Na sala dos meus avós havia dois quadros onde o rosto dos meus trisavós estava desenhado. Eram figuras tão imersivas que, a certa altura, eu e o meu irmão imitávamos as representações que, quem os tinha conhecido, fazia das suas vozes. Lembro-me, por isso, do tom perturbadoramente nasalado que davam à voz do meu trisavô.
Quando morreu a última das suas filhas, mais de 50 anos depois do último deles falecer, quase nada restava no lugar onde tinham sido enterrados. Apenas um saco muito reduzido guardava os últimos vestígios.
Nessa altura compreendi que havia uma certa cultura da decomposição à minha frente, e da qual nunca me tinha dado conta. A minha tia-bisavó, que saíra dos pais, ia, naquele momento, esconder-se neles. E a essa cultura de decomposição haveria de se contrapor a do embalsamamento.
Decompor e embalsamar são mais do que técnicas ou abordagens ao fim da vida. São culturas, formas de conceber a existência, metáforas sobre o entendimento do mundo.
Lembrei-me, de novo, disto quando pensava na proximidade do centenário da morte de Lenine. Sobre uma dupla visita ao seu Mausoléu, Garcia Márquez descreveu, em 1982, o destino dos embalsamados como uma aparência de vidro. Lenine, cujo corpo tinha sido amputado para ser mais bem preservado, parecia-lhe a imagem de um mundo destinado a ficar-se pela metade. Os egípcios, por exemplo, incluíam no seu ritual de mumificação a recolha de órgãos nos vasos canopos, mostrando, assim, que a cultura do embalsamamento está ligada a uma disposição para a dispersão. Por esta via, é percetível, que uma certa tendência à recuperação da ideia de identidade carrega consigo não uma promessa de aurora, mas a armadilha da secessão. O mundo embalsamado é o mundo onde se opta pela desidratação, pelo snack, pelo tupperware. De facto, ainda que o diagnóstico da falência e declínio do ocidente seja verdade, pensar em preservar o seu cadáver é unicamente parasitar a memória.
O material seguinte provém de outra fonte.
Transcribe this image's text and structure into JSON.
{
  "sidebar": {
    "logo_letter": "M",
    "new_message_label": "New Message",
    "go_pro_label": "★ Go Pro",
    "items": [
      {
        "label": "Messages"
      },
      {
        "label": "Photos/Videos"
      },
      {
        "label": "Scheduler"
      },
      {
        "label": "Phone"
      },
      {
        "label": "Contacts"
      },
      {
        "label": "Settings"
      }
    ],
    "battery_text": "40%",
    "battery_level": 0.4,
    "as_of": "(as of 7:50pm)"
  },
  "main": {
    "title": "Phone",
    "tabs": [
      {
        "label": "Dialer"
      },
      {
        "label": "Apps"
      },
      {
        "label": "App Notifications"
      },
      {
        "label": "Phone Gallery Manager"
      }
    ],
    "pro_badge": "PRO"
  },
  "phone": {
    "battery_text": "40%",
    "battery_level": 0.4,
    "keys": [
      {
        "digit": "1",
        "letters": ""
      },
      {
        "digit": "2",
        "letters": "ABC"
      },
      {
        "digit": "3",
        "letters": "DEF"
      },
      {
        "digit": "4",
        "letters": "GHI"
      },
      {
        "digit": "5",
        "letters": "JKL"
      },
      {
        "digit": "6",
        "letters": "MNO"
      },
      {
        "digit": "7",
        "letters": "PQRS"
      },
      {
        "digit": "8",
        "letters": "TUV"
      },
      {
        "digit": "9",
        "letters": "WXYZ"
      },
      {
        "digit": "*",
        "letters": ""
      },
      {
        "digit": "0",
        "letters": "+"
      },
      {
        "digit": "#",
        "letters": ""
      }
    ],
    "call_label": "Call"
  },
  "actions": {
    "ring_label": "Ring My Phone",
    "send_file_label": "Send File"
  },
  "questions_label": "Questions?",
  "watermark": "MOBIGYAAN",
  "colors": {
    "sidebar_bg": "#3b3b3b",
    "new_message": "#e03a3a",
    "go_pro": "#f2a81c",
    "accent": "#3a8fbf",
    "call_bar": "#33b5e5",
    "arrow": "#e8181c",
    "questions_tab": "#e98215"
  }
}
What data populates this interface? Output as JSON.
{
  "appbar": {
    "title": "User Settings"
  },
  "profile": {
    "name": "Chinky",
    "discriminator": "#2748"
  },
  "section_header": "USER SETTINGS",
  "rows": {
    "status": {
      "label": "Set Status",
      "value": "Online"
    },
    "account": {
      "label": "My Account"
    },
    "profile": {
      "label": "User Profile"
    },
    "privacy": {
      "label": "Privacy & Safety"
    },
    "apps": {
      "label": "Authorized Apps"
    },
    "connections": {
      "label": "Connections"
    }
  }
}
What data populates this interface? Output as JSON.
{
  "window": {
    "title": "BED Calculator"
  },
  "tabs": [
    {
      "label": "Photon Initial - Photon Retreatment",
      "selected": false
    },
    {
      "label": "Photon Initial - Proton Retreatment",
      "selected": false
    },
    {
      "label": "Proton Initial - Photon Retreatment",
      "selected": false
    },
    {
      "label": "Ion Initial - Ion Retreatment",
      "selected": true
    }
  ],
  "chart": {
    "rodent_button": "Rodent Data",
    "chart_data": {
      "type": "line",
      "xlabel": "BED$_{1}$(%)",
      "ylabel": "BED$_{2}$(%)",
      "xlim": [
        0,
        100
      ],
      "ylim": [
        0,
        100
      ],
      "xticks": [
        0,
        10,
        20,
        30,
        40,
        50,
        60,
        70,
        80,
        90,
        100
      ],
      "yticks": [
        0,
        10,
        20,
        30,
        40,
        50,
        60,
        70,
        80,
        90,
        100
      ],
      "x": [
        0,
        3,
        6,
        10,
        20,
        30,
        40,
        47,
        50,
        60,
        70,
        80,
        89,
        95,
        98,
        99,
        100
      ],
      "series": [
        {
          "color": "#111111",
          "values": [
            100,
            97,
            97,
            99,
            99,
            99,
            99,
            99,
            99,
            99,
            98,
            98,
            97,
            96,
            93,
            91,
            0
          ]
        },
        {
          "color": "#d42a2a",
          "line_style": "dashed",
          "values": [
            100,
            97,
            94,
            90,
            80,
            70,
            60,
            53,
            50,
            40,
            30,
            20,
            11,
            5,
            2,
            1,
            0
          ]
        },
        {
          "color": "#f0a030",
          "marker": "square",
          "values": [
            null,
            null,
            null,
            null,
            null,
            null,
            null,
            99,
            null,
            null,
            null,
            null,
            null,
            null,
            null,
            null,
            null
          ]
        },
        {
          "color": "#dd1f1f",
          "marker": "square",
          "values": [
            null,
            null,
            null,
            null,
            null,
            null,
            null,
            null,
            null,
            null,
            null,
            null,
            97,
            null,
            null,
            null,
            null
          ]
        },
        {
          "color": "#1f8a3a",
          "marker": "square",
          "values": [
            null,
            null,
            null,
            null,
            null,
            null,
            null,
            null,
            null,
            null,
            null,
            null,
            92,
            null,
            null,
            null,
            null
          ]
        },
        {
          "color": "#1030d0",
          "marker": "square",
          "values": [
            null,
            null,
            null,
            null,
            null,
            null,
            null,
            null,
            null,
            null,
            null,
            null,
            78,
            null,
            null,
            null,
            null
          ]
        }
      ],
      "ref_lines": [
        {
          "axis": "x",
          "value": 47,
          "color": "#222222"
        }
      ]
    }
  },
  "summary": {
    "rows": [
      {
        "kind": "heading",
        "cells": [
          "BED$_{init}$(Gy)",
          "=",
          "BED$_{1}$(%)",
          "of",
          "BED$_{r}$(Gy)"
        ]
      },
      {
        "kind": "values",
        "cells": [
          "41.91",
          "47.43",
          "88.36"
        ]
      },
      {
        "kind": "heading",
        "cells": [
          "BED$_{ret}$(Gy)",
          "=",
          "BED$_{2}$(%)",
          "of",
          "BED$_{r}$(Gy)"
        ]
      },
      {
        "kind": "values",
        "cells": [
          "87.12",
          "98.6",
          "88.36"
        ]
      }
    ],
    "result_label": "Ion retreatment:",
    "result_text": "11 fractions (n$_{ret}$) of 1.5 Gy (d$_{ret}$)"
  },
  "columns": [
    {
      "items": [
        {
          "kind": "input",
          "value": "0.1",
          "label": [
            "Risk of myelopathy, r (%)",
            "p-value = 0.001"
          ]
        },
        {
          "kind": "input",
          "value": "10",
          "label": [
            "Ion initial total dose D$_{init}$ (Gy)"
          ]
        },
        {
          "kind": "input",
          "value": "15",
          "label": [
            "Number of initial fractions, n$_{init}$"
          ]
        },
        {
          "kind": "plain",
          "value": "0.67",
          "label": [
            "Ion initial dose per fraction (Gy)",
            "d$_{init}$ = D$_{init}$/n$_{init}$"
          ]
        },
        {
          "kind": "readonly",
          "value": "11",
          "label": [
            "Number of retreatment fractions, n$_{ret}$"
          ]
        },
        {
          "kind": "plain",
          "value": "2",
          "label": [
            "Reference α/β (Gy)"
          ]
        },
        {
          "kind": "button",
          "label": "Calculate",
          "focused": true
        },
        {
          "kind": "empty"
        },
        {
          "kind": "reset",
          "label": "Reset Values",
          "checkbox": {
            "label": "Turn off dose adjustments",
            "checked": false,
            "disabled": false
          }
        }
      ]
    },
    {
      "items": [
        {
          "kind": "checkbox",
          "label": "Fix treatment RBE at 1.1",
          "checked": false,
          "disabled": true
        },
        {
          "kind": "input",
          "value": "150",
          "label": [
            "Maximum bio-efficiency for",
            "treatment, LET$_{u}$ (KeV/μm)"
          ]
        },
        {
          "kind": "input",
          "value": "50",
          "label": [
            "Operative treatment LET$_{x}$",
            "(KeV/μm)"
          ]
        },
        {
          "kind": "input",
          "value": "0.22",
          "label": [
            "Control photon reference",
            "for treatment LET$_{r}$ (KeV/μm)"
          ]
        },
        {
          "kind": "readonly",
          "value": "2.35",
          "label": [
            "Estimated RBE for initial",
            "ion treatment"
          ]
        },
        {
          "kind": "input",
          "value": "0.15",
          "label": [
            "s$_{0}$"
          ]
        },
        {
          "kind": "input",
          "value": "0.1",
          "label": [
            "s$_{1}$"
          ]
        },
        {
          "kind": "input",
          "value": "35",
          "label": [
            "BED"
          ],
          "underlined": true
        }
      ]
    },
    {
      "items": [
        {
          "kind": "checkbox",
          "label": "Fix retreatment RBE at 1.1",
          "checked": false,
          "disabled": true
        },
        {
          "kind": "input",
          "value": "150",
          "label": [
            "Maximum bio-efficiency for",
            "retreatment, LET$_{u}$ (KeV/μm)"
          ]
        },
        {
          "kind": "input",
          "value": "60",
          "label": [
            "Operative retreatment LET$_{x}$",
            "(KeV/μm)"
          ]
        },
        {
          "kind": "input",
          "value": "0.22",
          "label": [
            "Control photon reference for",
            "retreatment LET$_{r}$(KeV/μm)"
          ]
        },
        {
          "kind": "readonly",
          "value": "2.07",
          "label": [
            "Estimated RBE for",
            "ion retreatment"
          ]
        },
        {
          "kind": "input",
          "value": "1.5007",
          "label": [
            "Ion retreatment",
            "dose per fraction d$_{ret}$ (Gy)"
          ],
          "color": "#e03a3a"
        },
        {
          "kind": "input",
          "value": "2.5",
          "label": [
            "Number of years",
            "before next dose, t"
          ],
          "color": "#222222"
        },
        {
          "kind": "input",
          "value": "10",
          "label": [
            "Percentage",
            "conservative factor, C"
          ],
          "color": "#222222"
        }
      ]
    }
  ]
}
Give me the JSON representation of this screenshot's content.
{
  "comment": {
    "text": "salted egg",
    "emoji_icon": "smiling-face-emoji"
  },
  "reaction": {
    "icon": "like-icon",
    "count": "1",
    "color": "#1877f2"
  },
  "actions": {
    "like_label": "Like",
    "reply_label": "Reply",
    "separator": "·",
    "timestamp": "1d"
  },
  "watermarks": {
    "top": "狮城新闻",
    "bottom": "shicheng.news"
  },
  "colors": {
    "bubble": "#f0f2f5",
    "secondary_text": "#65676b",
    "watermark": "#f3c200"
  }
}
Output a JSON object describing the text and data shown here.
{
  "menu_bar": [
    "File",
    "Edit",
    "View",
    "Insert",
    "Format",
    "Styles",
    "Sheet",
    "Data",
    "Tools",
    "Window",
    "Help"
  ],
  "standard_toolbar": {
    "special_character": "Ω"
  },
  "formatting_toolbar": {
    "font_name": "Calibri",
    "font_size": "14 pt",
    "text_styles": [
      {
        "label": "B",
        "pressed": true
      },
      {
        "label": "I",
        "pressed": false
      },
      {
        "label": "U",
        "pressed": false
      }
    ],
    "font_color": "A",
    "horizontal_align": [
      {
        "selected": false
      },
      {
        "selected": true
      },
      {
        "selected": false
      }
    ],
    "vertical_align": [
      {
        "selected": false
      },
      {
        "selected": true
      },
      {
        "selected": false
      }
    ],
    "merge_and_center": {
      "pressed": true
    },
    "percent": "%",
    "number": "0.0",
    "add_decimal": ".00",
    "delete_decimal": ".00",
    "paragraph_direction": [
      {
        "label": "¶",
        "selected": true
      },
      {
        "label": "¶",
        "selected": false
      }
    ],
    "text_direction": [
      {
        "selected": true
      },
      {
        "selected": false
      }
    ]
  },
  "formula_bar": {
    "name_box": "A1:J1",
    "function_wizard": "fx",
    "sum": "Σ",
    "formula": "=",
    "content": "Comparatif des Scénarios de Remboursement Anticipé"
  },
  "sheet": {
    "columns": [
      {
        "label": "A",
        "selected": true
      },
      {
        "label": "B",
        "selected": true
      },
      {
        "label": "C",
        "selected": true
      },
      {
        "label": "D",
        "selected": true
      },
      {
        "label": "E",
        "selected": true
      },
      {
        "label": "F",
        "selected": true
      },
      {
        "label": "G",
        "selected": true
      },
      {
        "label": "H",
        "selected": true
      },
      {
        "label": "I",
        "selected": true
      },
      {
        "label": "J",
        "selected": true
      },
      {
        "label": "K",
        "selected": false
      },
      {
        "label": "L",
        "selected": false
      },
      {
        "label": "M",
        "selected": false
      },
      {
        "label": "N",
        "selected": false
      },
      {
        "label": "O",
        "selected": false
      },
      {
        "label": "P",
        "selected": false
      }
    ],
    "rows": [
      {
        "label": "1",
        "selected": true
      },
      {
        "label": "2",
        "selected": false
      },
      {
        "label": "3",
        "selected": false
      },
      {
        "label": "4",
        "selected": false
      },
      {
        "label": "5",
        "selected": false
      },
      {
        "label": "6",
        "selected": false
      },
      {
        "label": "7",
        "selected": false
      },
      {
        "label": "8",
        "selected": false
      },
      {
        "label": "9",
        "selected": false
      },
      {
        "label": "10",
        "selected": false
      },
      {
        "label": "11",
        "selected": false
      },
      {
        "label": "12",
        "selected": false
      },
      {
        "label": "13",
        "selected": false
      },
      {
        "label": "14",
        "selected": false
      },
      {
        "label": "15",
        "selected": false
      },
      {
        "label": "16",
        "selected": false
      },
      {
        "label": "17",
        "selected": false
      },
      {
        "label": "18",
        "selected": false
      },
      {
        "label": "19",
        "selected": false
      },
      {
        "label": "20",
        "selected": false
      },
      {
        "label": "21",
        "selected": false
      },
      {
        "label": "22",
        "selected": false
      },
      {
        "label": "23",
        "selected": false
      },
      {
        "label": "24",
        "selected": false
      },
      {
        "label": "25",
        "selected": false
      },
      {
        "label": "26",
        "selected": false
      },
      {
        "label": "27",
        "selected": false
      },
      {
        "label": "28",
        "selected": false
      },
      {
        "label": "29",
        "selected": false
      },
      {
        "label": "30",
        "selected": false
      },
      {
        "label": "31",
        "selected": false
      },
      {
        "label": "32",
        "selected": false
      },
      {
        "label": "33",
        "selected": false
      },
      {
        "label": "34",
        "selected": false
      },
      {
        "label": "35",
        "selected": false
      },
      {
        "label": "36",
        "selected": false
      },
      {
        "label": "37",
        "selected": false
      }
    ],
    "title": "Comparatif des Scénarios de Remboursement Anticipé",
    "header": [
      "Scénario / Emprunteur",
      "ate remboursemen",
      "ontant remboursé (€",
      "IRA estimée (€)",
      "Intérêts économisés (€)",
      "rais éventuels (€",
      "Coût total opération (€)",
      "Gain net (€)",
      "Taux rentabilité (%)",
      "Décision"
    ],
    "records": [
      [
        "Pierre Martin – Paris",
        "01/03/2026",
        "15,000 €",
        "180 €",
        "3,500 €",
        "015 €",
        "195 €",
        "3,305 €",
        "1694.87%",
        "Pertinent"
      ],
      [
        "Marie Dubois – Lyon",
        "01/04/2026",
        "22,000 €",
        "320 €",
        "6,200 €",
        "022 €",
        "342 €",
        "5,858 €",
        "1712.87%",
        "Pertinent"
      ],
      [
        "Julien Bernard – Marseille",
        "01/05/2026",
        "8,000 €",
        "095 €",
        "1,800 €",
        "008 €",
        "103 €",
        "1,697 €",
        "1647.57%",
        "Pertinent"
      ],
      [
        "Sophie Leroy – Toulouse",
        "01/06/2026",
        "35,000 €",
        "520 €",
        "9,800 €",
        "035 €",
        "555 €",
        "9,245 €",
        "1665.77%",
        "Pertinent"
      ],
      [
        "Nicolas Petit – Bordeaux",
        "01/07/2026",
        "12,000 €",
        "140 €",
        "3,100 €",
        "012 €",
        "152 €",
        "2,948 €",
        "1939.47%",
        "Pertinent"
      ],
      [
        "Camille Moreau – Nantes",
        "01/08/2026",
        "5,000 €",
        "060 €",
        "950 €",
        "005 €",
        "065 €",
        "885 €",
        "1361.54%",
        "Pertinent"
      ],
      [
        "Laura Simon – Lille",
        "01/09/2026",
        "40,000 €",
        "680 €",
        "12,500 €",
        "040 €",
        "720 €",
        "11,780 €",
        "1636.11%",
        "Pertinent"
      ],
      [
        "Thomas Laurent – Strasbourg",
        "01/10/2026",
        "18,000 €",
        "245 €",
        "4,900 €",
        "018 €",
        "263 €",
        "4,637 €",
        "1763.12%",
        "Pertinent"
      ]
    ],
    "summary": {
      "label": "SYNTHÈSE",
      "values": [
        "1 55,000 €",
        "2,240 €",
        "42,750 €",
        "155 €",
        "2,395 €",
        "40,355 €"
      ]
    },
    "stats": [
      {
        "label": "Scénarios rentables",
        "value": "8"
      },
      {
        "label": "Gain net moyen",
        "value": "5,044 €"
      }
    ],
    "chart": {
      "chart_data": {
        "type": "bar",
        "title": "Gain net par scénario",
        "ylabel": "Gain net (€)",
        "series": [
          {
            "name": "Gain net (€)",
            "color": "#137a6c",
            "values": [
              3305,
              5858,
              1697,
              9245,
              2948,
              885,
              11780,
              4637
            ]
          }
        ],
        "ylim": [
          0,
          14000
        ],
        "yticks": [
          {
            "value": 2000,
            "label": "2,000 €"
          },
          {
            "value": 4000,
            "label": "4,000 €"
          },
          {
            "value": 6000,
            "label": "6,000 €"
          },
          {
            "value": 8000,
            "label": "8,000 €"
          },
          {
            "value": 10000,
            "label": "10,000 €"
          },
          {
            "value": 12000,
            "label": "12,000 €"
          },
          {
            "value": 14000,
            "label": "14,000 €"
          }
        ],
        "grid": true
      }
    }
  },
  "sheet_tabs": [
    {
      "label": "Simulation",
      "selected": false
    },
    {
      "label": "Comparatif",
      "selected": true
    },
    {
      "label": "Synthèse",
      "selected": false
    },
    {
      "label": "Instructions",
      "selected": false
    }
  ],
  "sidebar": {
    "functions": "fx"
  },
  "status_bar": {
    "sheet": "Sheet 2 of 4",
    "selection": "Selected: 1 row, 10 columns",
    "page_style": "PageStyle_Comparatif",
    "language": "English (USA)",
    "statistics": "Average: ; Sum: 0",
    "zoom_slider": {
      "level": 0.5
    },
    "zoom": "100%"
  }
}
Ao invés, a aptidão para a decomposição é a antecâmara da fecundidade. É disso que fala a pintura de Francis Bacon ou a música de Olivier Messiaen: da libertação da acumulação e da mineralização da vida. No pensamento cristão, aliás, decompor-se é a prova da existência comum, por oposição à incorruptibilidade. Existe uma duração vegetativa da existência que se petrifica sem decomposição.
Tal como na natureza, ao contrário de exaltadores, talvez precisemos de decompositores, uma função biologicamente atribuída aos seres heterotróficos, aqueles que, por antonomásia, são incapazes de produzir o seu alimento; aqueles de quem Nietzsche, em Assim falou Zaratustra, disse “não conseguirem afrouxar as suas próprias cadeias, mas, não obstante, conseguirem libertar os seus amigos”, aqueles que, acima de tudo, estão “preparados para se queimarem na própria chama”.
Um dos perigos civilizacionais que corremos é viver a história como um momento de distanásia permanente, com medo que à decomposição corresponda o anulamento. A ideia de que precisamos de preservar a máscara e de que o mundo está reduzido a uma carcaça, que precisa de ser exposta, resguardada ou restaurada é o início do apelo sedutor do autoritarismo, cuja receita é sempre a criação da ruína para depois a tornar objeto de veneração.
A decomposição é, neste sentido, a recusa da eternização e a cedência de lugar dentro do espaço público, cuja redução é, para Hannah Arendt, o despoletar do totalitarismo. Mas uma cedência que é vestigial, que comparta uma “duração vegetativa” e não uma petrificação. Talvez, por isso, ninguém terá tido maior compreensão do mundo, que os homens que apascentavam rebanhos dentro dos antigos edifícios do império romano na cidade eterna. É isso que nos falta: procurar alimento nos escombros.